Taphonomic indicators used to infer wasteful subsistence hunting in northwest Alaska

Edgar O. ESPINOZA, Bonnie C. YATES, Mary-Jacque MANN, Alan R. CRANE, Kenneth W. GODDARD, James P. LeMAY, Kim W. SPECKMAN & Mark A. WEBB

en Anthropozoologica 25-26 - Pages 103-112

Published on 01 June 1998

This article is a part of the thematic issue Proceedings of the 7th ICAZ International Meeting, Constance, September 1994

Subsistence hunting allows the Inupiat and Yupik people to harvest walrus.
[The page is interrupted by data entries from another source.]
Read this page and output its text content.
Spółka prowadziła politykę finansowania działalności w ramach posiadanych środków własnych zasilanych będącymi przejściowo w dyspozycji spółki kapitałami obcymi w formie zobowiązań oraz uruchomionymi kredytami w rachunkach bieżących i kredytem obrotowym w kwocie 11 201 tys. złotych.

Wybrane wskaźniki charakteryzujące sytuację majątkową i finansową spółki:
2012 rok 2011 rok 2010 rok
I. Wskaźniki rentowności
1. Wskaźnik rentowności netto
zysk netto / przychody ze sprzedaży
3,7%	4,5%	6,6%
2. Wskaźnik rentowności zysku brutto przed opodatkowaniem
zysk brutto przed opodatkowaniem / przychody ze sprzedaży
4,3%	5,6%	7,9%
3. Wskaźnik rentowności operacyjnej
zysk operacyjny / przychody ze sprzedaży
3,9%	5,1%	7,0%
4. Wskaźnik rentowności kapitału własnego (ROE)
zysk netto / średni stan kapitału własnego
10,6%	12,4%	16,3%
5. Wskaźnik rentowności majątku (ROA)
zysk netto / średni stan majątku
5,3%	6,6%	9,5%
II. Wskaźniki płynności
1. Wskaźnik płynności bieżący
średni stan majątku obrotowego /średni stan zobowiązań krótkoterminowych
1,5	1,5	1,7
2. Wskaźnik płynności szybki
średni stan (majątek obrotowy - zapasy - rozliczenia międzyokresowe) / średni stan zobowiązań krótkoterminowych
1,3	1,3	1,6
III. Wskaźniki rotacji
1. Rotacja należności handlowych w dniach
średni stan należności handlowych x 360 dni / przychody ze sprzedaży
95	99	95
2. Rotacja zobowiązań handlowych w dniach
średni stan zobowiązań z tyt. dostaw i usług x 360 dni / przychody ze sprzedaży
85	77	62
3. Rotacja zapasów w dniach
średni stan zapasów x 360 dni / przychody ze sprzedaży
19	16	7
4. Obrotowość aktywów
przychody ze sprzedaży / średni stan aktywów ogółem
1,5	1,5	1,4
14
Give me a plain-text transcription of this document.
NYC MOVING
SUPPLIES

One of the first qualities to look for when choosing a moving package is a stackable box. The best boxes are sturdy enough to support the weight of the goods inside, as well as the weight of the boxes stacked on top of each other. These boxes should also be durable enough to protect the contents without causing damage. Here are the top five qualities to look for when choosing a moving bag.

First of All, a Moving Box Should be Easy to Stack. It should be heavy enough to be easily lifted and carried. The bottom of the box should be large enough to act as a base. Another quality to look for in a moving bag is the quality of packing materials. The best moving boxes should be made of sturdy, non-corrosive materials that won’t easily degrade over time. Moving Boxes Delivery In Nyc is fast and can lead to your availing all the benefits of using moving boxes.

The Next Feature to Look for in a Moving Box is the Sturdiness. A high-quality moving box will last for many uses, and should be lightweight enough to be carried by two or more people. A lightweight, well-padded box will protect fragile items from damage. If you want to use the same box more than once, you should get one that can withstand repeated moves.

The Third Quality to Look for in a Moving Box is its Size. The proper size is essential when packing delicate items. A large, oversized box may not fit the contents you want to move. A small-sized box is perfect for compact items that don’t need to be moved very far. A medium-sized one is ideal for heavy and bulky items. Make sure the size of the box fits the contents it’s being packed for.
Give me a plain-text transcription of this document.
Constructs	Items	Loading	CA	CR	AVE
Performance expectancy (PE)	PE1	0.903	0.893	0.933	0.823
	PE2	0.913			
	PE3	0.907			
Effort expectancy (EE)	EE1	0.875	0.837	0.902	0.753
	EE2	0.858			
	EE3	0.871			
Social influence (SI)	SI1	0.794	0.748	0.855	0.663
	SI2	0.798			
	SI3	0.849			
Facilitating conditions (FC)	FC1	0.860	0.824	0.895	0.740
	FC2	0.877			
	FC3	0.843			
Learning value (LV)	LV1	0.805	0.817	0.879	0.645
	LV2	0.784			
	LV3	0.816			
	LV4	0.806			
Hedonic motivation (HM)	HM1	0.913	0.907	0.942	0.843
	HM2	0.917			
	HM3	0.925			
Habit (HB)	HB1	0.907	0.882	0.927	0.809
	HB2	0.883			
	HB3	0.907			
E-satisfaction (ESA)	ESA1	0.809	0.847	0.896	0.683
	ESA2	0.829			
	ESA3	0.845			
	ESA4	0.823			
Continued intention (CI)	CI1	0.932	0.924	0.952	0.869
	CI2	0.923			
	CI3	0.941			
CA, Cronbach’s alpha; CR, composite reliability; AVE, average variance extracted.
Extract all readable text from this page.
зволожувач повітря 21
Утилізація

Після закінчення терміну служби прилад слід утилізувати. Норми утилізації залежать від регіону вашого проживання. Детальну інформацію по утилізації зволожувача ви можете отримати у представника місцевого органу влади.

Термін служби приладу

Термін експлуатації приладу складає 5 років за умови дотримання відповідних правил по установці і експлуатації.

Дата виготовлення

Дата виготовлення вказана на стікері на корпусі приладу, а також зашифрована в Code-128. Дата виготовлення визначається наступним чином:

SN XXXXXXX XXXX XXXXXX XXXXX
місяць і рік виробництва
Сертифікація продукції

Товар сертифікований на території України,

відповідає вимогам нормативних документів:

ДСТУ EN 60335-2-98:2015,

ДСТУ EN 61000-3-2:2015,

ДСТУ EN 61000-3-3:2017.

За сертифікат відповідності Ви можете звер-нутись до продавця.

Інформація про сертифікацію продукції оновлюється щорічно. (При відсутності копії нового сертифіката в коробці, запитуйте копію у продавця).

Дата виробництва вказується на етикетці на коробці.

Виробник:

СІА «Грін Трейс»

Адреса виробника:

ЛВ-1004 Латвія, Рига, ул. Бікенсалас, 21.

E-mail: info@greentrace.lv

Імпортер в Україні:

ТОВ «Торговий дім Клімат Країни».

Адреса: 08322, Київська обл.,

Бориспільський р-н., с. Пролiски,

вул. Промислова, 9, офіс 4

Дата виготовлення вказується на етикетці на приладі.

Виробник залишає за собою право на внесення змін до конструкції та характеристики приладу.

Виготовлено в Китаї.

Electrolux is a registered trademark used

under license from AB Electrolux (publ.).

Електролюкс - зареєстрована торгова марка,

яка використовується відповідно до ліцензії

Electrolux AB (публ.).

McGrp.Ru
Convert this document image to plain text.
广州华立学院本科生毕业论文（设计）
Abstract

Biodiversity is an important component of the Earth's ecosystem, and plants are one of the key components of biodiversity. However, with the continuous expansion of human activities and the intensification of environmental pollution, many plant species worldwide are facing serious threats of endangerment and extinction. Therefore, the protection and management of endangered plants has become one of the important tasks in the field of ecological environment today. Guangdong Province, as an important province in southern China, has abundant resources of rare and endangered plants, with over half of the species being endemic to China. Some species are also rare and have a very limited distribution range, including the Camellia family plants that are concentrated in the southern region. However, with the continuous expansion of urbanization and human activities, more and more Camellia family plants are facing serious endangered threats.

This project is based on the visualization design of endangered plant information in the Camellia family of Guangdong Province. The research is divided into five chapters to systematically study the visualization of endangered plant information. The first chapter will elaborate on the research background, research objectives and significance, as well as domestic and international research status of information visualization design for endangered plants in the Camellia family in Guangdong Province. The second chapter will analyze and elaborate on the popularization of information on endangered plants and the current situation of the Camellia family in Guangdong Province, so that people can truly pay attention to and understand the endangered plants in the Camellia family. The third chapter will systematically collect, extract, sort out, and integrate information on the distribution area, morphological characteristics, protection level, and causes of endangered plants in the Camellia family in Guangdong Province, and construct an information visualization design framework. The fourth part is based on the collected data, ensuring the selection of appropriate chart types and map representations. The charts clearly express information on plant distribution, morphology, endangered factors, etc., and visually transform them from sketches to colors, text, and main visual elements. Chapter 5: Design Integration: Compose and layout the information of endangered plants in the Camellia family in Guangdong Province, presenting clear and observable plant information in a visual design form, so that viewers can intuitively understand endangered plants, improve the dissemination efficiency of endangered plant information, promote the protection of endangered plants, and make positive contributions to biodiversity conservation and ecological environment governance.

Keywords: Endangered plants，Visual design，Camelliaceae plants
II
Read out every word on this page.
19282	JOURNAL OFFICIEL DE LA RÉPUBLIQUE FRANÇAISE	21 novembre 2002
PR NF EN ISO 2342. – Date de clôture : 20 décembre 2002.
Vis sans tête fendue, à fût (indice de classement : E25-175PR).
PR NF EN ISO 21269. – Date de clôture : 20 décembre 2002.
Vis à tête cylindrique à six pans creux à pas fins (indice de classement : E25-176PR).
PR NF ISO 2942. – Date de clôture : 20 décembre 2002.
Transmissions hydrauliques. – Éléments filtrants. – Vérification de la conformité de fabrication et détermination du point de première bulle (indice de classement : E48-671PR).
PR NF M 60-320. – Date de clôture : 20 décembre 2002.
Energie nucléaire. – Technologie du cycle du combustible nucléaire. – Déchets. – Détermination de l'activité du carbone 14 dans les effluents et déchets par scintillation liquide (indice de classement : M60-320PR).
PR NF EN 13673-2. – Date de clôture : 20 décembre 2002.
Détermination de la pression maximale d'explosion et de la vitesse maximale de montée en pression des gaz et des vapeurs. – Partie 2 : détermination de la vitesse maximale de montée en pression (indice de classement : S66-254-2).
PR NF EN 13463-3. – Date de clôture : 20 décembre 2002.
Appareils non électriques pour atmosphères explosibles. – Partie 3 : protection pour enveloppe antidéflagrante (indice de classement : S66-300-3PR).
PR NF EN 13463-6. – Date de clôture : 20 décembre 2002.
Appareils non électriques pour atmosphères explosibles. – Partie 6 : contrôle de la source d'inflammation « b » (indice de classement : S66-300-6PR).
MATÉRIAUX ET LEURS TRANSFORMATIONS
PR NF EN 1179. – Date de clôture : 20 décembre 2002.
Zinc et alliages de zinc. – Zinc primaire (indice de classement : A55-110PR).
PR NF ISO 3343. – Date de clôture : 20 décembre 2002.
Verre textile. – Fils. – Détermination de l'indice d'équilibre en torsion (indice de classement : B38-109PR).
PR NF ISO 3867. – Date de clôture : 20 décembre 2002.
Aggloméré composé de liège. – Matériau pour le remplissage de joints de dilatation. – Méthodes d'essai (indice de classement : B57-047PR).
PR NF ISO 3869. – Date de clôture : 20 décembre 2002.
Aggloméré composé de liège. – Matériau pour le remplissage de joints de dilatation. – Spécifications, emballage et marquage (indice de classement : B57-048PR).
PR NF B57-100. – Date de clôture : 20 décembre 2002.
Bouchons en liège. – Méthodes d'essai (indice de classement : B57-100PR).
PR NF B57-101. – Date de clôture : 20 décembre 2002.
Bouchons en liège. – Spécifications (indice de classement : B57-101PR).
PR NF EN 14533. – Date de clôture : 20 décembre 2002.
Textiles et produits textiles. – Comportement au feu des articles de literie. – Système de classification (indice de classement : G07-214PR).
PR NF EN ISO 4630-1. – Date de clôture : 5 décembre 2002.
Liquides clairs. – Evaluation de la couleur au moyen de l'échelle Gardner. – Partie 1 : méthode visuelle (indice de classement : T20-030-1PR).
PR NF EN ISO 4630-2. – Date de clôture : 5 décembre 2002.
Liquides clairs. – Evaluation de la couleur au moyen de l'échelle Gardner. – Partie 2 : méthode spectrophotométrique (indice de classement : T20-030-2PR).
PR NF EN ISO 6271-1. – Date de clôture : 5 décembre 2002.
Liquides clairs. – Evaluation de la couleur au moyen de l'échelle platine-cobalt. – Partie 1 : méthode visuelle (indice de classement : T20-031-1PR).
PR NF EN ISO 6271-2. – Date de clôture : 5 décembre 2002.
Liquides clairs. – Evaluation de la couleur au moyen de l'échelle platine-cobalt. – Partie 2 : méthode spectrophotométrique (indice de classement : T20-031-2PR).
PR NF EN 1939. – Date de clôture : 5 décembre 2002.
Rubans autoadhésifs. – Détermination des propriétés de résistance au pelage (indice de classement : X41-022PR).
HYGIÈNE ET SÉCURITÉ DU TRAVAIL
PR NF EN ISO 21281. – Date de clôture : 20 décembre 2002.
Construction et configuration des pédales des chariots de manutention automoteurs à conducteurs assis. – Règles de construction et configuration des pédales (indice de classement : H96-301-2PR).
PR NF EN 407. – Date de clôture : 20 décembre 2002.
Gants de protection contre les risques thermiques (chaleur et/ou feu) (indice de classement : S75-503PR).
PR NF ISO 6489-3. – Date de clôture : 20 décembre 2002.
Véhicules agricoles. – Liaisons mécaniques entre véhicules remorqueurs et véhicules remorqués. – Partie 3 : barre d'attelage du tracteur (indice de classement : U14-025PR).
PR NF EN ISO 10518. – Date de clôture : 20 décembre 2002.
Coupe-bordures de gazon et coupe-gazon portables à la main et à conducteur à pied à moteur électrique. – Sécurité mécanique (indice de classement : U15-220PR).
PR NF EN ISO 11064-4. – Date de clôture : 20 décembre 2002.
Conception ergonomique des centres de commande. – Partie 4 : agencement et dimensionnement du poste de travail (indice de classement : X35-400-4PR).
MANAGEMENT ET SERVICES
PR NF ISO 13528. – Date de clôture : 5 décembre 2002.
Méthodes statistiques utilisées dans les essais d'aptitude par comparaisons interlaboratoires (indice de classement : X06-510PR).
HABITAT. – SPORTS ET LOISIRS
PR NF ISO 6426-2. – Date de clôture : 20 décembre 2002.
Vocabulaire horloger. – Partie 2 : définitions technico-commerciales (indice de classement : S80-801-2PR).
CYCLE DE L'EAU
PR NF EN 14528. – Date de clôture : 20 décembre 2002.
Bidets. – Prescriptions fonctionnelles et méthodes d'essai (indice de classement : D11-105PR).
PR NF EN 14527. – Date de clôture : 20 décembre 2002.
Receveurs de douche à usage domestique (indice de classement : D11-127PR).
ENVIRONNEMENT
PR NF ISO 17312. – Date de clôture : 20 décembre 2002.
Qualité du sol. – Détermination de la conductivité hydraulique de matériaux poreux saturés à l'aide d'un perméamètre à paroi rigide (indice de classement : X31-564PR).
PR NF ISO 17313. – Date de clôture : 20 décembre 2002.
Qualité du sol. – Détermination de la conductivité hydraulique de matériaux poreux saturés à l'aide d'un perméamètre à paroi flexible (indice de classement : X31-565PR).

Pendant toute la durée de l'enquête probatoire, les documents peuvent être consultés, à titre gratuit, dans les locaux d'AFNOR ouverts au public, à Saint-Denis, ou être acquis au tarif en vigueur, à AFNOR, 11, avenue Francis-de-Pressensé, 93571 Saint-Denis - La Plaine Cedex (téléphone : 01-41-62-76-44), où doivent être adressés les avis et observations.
Hunters pursue walrus at the edge of the receding ice floes, or if the opportunity arises, will shoot walrus in the open water (pelagic hunting). Based on recent 9th District Court decisions, killing walrus and taking only the tusks is a violation of the wastage provision and is penalized by law. Surveys conducted on beaches indicated that some walruses are hunted only for their tusks (headhunting). The determination that the walruses are killed off shore is based on the "clean" appearance of exposed cervical vertebrae caused by arthropod scavenging during carcass drift. The conclusion of wasteful take is based on the examination of headless carcasses that had no meat taken.


Taphonomy, subsistence hunting, wastage, poaching.